SANGATTA — Pemerintah Kabupaten Kutai Timur (Kutim) menetapkan rehabilitasi sawah terbengkalai sebagai fokus baru pembangunan pangan mulai 2026. Langkah ini dianggap sebagai strategi cepat dan efisien untuk meningkatkan produksi beras tanpa harus membuka lahan baru yang membutuhkan biaya besar dan proses panjang.
Kepala Bidang Tanaman Pangan Dinas Tanaman Pangan, Hortikultura, dan Peternakan (DTPHP) Kutim, Dessy Wahyu Fitrisia, mengungkapkan bahwa ratusan hektare sawah di Kutim berhenti berproduksi akibat kerusakan jaringan irigasi, sedimentasi, hingga minimnya alat pengolahan lahan.
“Sawah-sawah ini sebenarnya masih punya potensi besar, hanya perlu diperbaiki salurannya dan diberi dukungan alat, maka bisa kembali produktif,” ujarnya.
Pada tahun pertama pelaksanaan, DTPHP menargetkan 200 hektare sawah terbengkalai dapat dipulihkan. Rehabilitasi akan difokuskan pada perbaikan saluran air, normalisasi parit, dan pembenahan pintu air agar seluruh areal kembali mendapatkan suplai air yang memadai.
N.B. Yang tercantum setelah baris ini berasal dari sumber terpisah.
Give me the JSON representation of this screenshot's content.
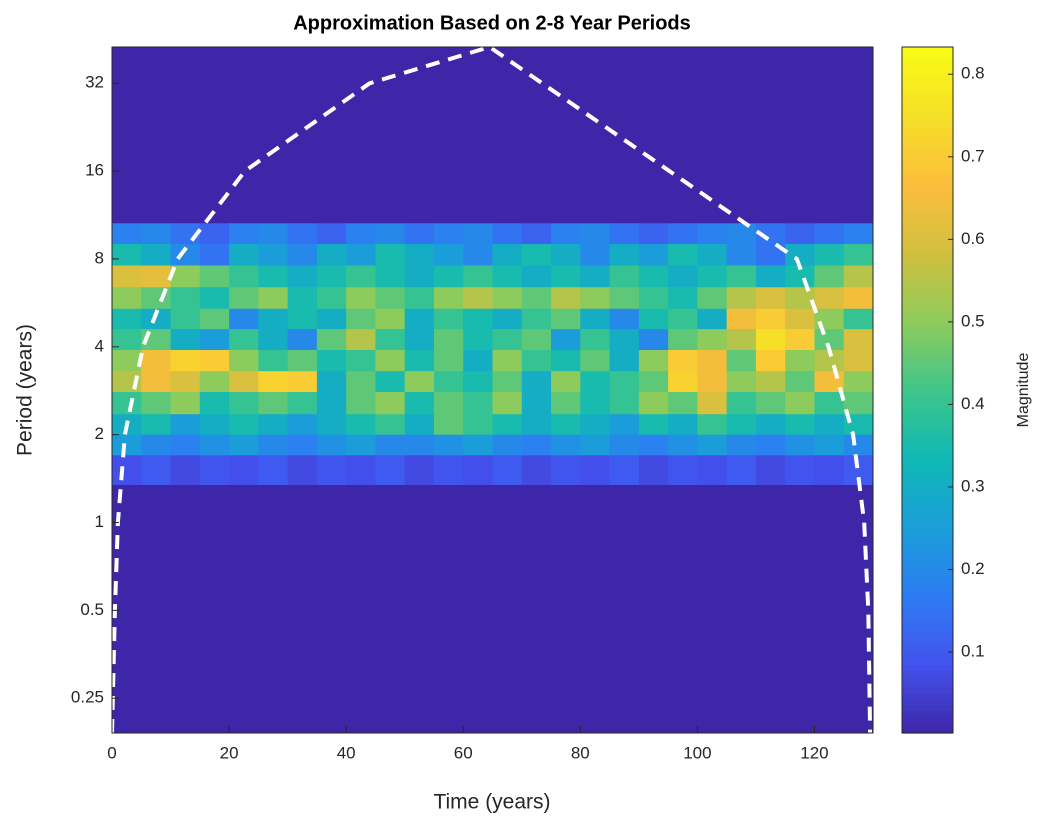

Program tersebut juga disiapkan untuk menekan defisit beras jangka panjang. Banyak areal sawah terbengkalai karena petani tidak memiliki alsintan, sehingga lahan yang mengeras dan tidak tergarap sulit diolah kembali.
Dengan dukungan traktor dan pompa air, lahan itu dapat kembali berfungsi dalam satu musim tanam.
Selain perbaikan fisik lahan, rehabilitasi juga mencakup pemetaan ulang kondisi sawah.
Petugas lapangan akan menilai ketersediaan air, tingkat kerusakan lahan, dan kesiapan petani agar intervensi yang diberikan benar-benar tepat sasaran.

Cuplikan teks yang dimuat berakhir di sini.